Was viele nicht wissen: Sie hatten nach Ihrem Weg­gang aus Frank­furt eine erfolg­reiche Kar­riere im Aus­land, spielten bei 13 Ver­einen. Wo war es am Schönsten?
Zwi­schen 1996 und 2002 in Israel und Öster­reich. Hapoel Haifa war fan­tas­tisch: am Meer Fuß­ball spielen, immer gutes Wetter, traum­haft. Und in Öster­reich war es schön ruhig, genau das, was ich brauchte nach den tur­bu­lenten Jahren in Deutsch­land. Beim Grazer AK spielte ich unter Klaus Augen­thaler, der dort seine erste Trai­ner­sta­tion absol­vierte.
 
Sie haben für einen Mit­tel­feld­spieler eine beacht­liche Tor­quote. Für Graz, Ried und Haifa schossen Sie in 178 Spielen 75 Tore. Gab es nie mehr Ange­bote aus dem Aus­land?
Aus Spa­nien fragte mal ein Verein an, aus der Bun­des­liga nie mehr. Erst später, in den 2000er Jahren, kehrte ich wieder heim. Ich spielte für Frei­burg, den FSV Frank­furt und recht erfolg­reich für Darm­stadt 98.
 
Hatten Sie mal Exis­tenz­ängste?
Ich habe mir in jungen Jahren wenig Gedanken gemacht, das war eine unbe­küm­merte Zeit, da dachte ich, dass alles immer weiter nach oben läuft. Aber was hätte ich gemacht, wenn ich nach dem Kreuz­band­riss nie wieder hätte spielen können? Es gab keinen Plan B.
 
Herr Anicic, schauen Sie heute noch regel­mäßig Fuß­ball?

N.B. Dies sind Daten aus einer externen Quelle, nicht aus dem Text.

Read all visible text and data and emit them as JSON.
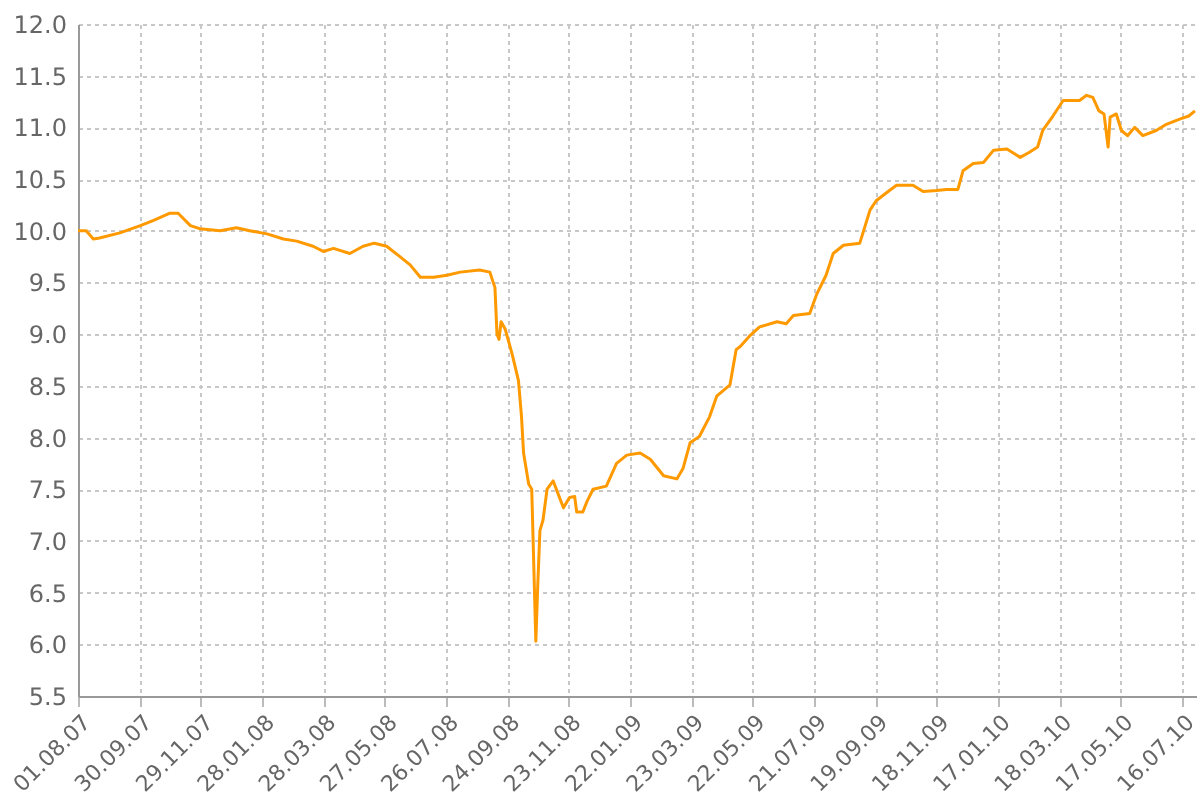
{
  "chart_data": {
    "type": "line",
    "x": [
      "2007-08-01",
      "2007-08-09",
      "2007-08-16",
      "2007-08-22",
      "2007-09-11",
      "2007-10-01",
      "2007-10-14",
      "2007-10-30",
      "2007-11-07",
      "2007-11-19",
      "2007-11-28",
      "2007-12-18",
      "2008-01-03",
      "2008-01-16",
      "2008-02-02",
      "2008-02-18",
      "2008-03-02",
      "2008-03-18",
      "2008-03-28",
      "2008-04-07",
      "2008-04-23",
      "2008-05-06",
      "2008-05-17",
      "2008-05-29",
      "2008-06-11",
      "2008-06-21",
      "2008-07-01",
      "2008-07-14",
      "2008-07-27",
      "2008-08-09",
      "2008-08-28",
      "2008-09-07",
      "2008-09-12",
      "2008-09-14",
      "2008-09-16",
      "2008-09-18",
      "2008-09-22",
      "2008-09-29",
      "2008-10-05",
      "2008-10-08",
      "2008-10-10",
      "2008-10-15",
      "2008-10-18",
      "2008-10-22",
      "2008-10-24",
      "2008-10-26",
      "2008-10-29",
      "2008-11-02",
      "2008-11-08",
      "2008-11-13",
      "2008-11-18",
      "2008-11-24",
      "2008-11-29",
      "2008-12-01",
      "2008-12-07",
      "2008-12-11",
      "2008-12-17",
      "2008-12-30",
      "2009-01-09",
      "2009-01-19",
      "2009-02-01",
      "2009-02-11",
      "2009-02-24",
      "2009-03-09",
      "2009-03-15",
      "2009-03-22",
      "2009-03-31",
      "2009-04-10",
      "2009-04-17",
      "2009-04-30",
      "2009-05-06",
      "2009-05-10",
      "2009-05-19",
      "2009-05-29",
      "2009-06-15",
      "2009-06-24",
      "2009-07-01",
      "2009-07-17",
      "2009-07-24",
      "2009-08-02",
      "2009-08-09",
      "2009-08-19",
      "2009-09-04",
      "2009-09-14",
      "2009-09-20",
      "2009-10-03",
      "2009-10-10",
      "2009-10-26",
      "2009-11-05",
      "2009-11-18",
      "2009-11-28",
      "2009-12-09",
      "2009-12-14",
      "2009-12-24",
      "2010-01-03",
      "2010-01-13",
      "2010-01-26",
      "2010-02-08",
      "2010-02-17",
      "2010-02-25",
      "2010-03-02",
      "2010-03-12",
      "2010-03-22",
      "2010-04-07",
      "2010-04-14",
      "2010-04-20",
      "2010-04-26",
      "2010-05-01",
      "2010-05-05",
      "2010-05-07",
      "2010-05-13",
      "2010-05-18",
      "2010-05-24",
      "2010-05-31",
      "2010-06-08",
      "2010-06-21",
      "2010-07-01",
      "2010-07-14",
      "2010-07-23",
      "2010-07-29"
    ],
    "series": [
      {
        "color": "#ff9900",
        "values": [
          10.0,
          10.0,
          9.92,
          9.93,
          9.98,
          10.05,
          10.1,
          10.17,
          10.17,
          10.05,
          10.02,
          10.0,
          10.03,
          10.0,
          9.97,
          9.92,
          9.9,
          9.85,
          9.8,
          9.83,
          9.78,
          9.85,
          9.88,
          9.85,
          9.75,
          9.67,
          9.55,
          9.55,
          9.57,
          9.6,
          9.62,
          9.6,
          9.45,
          9.0,
          8.95,
          9.12,
          9.05,
          8.8,
          8.55,
          8.2,
          7.85,
          7.55,
          7.5,
          6.03,
          6.6,
          7.1,
          7.2,
          7.5,
          7.58,
          7.45,
          7.32,
          7.42,
          7.43,
          7.28,
          7.28,
          7.38,
          7.5,
          7.53,
          7.75,
          7.83,
          7.85,
          7.79,
          7.63,
          7.6,
          7.7,
          7.95,
          8.01,
          8.2,
          8.4,
          8.51,
          8.85,
          8.88,
          8.98,
          9.07,
          9.12,
          9.1,
          9.18,
          9.2,
          9.39,
          9.57,
          9.78,
          9.86,
          9.88,
          10.2,
          10.29,
          10.39,
          10.44,
          10.44,
          10.38,
          10.39,
          10.4,
          10.4,
          10.58,
          10.65,
          10.66,
          10.78,
          10.79,
          10.71,
          10.76,
          10.81,
          10.97,
          11.11,
          11.26,
          11.26,
          11.31,
          11.29,
          11.16,
          11.13,
          10.81,
          11.1,
          11.13,
          10.97,
          10.92,
          11.0,
          10.92,
          10.97,
          11.03,
          11.08,
          11.11,
          11.16
        ]
      }
    ],
    "xlim": [
      "2007-08-01",
      "2010-07-30"
    ],
    "xticks": [
      {
        "value": "2007-08-01",
        "label": "01.08.07"
      },
      {
        "value": "2007-09-30",
        "label": "30.09.07"
      },
      {
        "value": "2007-11-29",
        "label": "29.11.07"
      },
      {
        "value": "2008-01-28",
        "label": "28.01.08"
      },
      {
        "value": "2008-03-28",
        "label": "28.03.08"
      },
      {
        "value": "2008-05-27",
        "label": "27.05.08"
      },
      {
        "value": "2008-07-26",
        "label": "26.07.08"
      },
      {
        "value": "2008-09-24",
        "label": "24.09.08"
      },
      {
        "value": "2008-11-23",
        "label": "23.11.08"
      },
      {
        "value": "2009-01-22",
        "label": "22.01.09"
      },
      {
        "value": "2009-03-23",
        "label": "23.03.09"
      },
      {
        "value": "2009-05-22",
        "label": "22.05.09"
      },
      {
        "value": "2009-07-21",
        "label": "21.07.09"
      },
      {
        "value": "2009-09-19",
        "label": "19.09.09"
      },
      {
        "value": "2009-11-18",
        "label": "18.11.09"
      },
      {
        "value": "2010-01-17",
        "label": "17.01.10"
      },
      {
        "value": "2010-03-18",
        "label": "18.03.10"
      },
      {
        "value": "2010-05-17",
        "label": "17.05.10"
      },
      {
        "value": "2010-07-16",
        "label": "16.07.10"
      }
    ],
    "ylim": [
      5.5,
      12.0
    ],
    "yticks": [
      {
        "value": 5.5,
        "label": "5.5"
      },
      {
        "value": 6,
        "label": "6.0"
      },
      {
        "value": 6.5,
        "label": "6.5"
      },
      {
        "value": 7,
        "label": "7.0"
      },
      {
        "value": 7.5,
        "label": "7.5"
      },
      {
        "value": 8,
        "label": "8.0"
      },
      {
        "value": 8.5,
        "label": "8.5"
      },
      {
        "value": 9,
        "label": "9.0"
      },
      {
        "value": 9.5,
        "label": "9.5"
      },
      {
        "value": 10,
        "label": "10.0"
      },
      {
        "value": 10.5,
        "label": "10.5"
      },
      {
        "value": 11,
        "label": "11.0"
      },
      {
        "value": 11.5,
        "label": "11.5"
      },
      {
        "value": 12,
        "label": "12.0"
      }
    ],
    "grid": true,
    "line_style": "solid"
  }
}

Klar, vor allem die Ein­tracht und Darm­stadt. Aber natür­lich auch gerne Cham­pions League.

Und wem sehen Sie lieber zu: Cris­tiano Ronaldo oder Alex­ander Meier?

Das kann man nicht so ein­fach beant­worten. In einer Mann­schaft braucht man beide Spie­ler­typen, einen sach­li­chen Tor­jäger der alten Schule, der alles für sein Team tut. Und auch gerne eine exzen­tri­schen Trickser, der pola­ri­siert. Wobei ich sagen muss, dass Ronaldo ja auch eine Ent­wick­lung durch­ge­macht hat. Früher hat er viel für die Galerie gespielt, da war viel unnütze Show. Heute spielt er effektiv und sehr pro­fes­sio­nell. Er hat das Glück, in einer Zeit Profi zu sein, in der andere ihm auch Rat­schläge geben. So konnte er früh aus seinen Feh­lern lernen – oder sie gar nicht erst machen.